Under this identification,
$$B = AB = \rho,\; C = AB+BC = \rho(1 + \omega)
\quad\text{ and }\quad
M = -\frac12 EA = -\frac{\rho}{2} \omega^4 = -\frac{\rho}{2} \bar{\omega}$$
Since $Z$ lies on the intersection of $AC$ and $BM$, there exists real numbers $\lambda, \mu$ such that
$$AZ = \lambda AC = (1-\mu) AB + \mu AM$$
This impies
$$\frac{Z}{\rho} = \lambda( 1 + \omega) = (1-\mu) - \mu\frac{\bar{\omega}}{2}
= \left[1 - \mu \left( 1 + \frac{\omega + \bar{\omega}}{2} \right)\right] + \frac{\mu}{2}\omega
$$
The square bracket in RHS is clearly a real number.
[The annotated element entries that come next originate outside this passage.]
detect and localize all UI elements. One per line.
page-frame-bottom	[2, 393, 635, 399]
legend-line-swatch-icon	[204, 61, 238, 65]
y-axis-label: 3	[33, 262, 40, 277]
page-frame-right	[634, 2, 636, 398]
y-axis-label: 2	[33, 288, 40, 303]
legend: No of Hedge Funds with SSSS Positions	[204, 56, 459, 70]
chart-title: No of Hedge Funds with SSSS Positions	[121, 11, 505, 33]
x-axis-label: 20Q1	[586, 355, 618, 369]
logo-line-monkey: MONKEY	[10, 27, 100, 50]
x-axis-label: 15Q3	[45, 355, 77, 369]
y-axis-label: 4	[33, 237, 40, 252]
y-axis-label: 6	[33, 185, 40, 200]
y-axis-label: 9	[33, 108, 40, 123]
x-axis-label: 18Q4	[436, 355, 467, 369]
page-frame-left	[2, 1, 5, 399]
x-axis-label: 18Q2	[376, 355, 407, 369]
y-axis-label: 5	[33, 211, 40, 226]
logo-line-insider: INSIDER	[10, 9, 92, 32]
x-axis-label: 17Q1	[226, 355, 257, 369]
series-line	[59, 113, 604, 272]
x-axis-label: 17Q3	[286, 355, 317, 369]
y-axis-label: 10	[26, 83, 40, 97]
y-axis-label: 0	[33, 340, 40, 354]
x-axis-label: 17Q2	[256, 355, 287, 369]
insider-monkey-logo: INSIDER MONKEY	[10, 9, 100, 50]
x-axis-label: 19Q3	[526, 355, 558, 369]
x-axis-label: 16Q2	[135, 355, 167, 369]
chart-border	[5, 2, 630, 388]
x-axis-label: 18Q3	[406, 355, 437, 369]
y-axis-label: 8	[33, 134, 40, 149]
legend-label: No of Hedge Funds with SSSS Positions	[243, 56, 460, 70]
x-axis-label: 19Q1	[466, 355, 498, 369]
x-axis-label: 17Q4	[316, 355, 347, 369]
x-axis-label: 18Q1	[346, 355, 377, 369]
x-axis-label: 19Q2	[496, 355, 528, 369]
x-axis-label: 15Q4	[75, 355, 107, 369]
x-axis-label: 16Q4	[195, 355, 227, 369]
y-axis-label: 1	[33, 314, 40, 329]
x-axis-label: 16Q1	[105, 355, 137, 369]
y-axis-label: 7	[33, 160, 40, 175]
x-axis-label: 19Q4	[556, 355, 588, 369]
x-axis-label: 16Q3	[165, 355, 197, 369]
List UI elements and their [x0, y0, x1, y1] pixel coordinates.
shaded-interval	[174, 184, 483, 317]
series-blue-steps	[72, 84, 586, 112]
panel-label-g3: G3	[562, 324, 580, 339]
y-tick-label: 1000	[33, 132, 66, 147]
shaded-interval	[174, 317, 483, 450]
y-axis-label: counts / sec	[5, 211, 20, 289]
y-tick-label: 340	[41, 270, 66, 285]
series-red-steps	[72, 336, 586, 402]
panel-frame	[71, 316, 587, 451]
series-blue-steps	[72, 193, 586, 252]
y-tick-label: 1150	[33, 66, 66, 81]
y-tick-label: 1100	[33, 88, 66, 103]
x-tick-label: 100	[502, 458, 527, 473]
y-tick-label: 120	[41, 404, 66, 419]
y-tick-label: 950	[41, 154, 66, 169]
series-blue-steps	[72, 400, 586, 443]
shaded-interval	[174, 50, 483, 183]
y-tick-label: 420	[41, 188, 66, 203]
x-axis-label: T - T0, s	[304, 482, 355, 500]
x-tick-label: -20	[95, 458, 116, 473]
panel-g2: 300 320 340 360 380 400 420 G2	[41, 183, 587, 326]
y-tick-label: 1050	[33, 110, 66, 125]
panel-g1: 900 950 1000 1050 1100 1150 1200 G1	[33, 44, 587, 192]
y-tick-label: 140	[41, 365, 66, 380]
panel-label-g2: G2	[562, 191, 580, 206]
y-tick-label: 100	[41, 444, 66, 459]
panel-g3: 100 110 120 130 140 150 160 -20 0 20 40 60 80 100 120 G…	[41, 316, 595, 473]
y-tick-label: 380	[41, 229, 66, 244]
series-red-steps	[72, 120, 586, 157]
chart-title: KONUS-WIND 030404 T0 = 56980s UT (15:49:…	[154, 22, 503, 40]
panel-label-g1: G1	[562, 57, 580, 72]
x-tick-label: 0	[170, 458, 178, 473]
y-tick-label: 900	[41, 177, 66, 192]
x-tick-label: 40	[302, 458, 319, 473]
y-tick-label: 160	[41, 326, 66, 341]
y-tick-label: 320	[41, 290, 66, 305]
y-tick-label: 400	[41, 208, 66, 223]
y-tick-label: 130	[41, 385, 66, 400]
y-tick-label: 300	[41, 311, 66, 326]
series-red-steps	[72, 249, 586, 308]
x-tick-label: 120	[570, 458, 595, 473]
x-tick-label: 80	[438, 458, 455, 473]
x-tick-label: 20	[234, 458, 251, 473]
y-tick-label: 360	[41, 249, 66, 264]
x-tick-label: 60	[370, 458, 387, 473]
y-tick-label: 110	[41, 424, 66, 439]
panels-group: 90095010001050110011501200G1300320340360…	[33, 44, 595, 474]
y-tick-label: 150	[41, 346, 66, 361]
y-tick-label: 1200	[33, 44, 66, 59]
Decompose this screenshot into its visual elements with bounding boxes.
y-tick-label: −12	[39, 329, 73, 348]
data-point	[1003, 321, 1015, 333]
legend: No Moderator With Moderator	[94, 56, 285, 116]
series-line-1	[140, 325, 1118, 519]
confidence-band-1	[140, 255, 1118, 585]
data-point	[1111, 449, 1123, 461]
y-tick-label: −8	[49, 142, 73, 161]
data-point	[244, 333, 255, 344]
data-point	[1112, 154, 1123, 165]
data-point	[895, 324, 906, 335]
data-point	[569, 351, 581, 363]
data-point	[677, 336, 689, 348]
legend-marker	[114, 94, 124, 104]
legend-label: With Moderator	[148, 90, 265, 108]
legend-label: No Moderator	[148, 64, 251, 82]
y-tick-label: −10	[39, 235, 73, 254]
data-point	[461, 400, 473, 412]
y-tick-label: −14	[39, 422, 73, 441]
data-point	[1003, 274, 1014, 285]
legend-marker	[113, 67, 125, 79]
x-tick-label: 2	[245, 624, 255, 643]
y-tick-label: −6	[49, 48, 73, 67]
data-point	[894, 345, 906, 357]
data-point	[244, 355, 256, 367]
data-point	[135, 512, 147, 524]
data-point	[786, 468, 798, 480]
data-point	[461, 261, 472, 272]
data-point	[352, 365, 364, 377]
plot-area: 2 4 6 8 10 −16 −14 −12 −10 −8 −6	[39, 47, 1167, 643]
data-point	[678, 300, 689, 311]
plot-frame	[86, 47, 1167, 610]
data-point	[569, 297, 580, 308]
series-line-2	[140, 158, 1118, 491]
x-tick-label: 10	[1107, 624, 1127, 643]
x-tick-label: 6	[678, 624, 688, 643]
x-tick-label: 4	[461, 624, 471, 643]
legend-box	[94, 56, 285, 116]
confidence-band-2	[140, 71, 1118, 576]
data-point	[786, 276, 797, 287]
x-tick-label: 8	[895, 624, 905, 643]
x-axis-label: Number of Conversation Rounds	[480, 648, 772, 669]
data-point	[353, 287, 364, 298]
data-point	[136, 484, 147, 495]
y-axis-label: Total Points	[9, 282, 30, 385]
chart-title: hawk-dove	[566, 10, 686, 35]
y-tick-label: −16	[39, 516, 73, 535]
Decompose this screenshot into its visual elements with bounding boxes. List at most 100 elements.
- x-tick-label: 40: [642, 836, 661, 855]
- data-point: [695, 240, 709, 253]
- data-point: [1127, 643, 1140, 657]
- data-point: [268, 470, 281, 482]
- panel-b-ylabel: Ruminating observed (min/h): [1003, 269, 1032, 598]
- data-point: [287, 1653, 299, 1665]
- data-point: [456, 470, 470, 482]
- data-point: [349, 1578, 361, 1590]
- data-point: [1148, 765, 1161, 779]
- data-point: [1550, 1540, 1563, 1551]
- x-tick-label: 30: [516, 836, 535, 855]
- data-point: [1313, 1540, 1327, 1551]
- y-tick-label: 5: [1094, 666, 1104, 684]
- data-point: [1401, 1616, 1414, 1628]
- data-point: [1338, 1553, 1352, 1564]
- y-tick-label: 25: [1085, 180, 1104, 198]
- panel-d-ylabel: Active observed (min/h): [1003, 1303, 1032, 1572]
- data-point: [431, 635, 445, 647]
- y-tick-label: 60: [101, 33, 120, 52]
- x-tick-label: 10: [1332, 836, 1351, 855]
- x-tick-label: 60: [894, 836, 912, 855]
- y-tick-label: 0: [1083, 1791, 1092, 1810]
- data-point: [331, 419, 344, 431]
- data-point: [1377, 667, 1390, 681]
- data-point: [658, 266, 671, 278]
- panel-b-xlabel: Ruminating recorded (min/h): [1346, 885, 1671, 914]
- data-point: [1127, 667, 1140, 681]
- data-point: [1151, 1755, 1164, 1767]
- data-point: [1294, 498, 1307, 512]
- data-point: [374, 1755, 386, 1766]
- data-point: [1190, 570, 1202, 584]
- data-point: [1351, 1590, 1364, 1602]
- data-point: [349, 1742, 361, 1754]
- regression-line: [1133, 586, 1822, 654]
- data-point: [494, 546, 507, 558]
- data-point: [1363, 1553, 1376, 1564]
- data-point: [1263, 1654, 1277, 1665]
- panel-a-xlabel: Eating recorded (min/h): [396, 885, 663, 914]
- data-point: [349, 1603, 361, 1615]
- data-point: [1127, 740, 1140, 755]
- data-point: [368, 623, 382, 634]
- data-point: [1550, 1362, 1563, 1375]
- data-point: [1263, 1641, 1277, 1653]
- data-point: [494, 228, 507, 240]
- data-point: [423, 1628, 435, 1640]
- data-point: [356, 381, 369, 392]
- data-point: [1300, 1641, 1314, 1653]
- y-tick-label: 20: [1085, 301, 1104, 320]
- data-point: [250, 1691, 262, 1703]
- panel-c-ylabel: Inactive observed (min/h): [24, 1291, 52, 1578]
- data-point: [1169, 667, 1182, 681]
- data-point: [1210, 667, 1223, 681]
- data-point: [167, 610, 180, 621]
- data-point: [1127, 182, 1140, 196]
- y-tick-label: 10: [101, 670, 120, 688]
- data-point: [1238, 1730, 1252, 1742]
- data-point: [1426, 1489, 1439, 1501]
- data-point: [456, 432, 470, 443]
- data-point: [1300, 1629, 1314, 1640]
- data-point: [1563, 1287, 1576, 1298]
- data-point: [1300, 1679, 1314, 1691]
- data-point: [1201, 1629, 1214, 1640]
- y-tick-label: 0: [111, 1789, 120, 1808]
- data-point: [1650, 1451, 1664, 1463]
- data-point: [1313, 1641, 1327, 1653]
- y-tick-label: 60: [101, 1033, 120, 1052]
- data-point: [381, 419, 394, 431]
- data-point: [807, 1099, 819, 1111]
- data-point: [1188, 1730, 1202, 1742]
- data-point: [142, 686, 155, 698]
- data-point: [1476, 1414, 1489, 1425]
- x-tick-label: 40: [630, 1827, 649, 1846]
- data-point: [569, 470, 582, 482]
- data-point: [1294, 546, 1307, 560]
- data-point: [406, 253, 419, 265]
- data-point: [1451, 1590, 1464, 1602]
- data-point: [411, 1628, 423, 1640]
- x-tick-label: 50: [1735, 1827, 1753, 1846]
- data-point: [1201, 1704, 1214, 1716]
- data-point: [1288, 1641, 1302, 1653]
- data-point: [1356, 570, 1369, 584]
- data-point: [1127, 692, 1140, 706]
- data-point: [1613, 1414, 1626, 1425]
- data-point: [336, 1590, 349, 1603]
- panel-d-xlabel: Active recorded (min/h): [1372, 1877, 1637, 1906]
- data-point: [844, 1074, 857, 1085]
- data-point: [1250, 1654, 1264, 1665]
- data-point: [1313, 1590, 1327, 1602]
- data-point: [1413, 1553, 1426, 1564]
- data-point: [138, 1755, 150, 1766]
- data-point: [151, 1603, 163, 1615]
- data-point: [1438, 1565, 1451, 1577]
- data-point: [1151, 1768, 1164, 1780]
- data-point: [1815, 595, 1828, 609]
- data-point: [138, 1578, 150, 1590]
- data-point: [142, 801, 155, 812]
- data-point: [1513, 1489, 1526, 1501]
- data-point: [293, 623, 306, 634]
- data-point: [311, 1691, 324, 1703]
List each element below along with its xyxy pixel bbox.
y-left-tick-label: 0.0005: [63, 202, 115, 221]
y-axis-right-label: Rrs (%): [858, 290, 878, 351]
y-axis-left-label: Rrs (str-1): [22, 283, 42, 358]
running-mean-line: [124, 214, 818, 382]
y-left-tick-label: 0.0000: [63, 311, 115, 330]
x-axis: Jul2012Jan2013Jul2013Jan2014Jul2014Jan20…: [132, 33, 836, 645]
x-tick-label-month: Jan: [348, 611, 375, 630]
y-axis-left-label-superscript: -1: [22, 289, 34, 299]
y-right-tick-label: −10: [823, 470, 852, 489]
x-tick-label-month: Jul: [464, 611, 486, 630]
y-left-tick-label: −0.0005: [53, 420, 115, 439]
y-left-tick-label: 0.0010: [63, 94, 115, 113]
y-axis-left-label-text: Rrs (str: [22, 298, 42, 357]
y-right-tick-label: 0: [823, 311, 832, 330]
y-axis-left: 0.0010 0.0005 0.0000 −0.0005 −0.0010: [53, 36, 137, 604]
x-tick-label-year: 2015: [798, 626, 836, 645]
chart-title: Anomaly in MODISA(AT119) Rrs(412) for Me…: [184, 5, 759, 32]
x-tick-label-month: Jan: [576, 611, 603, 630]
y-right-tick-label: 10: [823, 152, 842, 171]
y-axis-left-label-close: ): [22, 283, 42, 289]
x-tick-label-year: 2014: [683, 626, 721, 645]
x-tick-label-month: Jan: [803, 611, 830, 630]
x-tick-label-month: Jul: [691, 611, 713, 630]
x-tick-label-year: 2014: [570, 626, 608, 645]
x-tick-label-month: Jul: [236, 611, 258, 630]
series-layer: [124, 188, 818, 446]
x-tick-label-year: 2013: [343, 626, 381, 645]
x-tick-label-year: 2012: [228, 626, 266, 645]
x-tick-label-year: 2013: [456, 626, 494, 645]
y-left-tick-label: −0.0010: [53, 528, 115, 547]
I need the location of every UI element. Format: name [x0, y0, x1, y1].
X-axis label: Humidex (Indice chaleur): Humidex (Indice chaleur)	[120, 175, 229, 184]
By comparing the real
and imaginary part of the last equality, we get:
$$\lambda = 1 - \mu\left(1 + \frac{\omega + \bar{\omega}}{2} \right) = \frac{\mu}{2}
\implies \lambda = \frac{1}{3 + \omega + \bar{\omega}}
$$
This implies
$$|AB| = \rho
= \left|\frac{AZ}{\lambda(1 + \omega)}\right| 
= 3 \left|\frac{3+\omega+\bar{\omega}}{1+\omega}\right|
= 3\left(\frac{3 + 2\cos\frac{2\pi}{5}}{2\cos\frac{\pi}{5}}\right)
= 3\left(\frac{2+\phi}{\phi}\right) = 3\sqrt{5}
$$
A: Let $F$ be the intersection of $AC$ and $BE$. By angle chasing, we obtain the following picture:

Now $\triangle BAF$ and $\triangle BEA$ are similar, so 
$$BF:BA = BA:BE,$$
or 
$$\frac yx = \frac{x}{x+y}=\frac{1}{1+y/x}.\tag{1}$$
Solving that for $y$ in terms of $x$ we have 
$$\frac yx = \frac{\sqrt{5}-1}2.$$
Now apply Menelaus' Theorem to $\triangle AEF$ with $M$, $Z$, $B$ colinear we get
$$\frac{EM}{MA}\cdot \frac{ZA}{ZF}\cdot \frac{BF}{BE} = 1.\tag{2}$$
Note that $EM = MA$,
$$\frac{BF}{BE} = \frac{y}{x+y}=1-\frac{x}{x+y}=\frac{3-\sqrt{5}}2,$$
and
$$\frac{ZA}{ZF} = \frac{3}{y-3}.$$
Thus, (2) becomes
$$\frac{y-3}{3} = \frac{3-\sqrt{5}}2.$$
So
$$ y = \frac{9-3\sqrt{5}}{2}+3 = \frac{15-3\sqrt{5}}2.$$
And we get 
$$ x = \frac xy \cdot y = \frac{\sqrt{5}+1}2 \cdot \frac{15-3\sqrt{5}}2$$

Note: 


*

*I'm sure there are more elegant solutions.

*One can avoid Menelaus' Theorem by connecting $M$ with the midpoint $N$ of $AF$.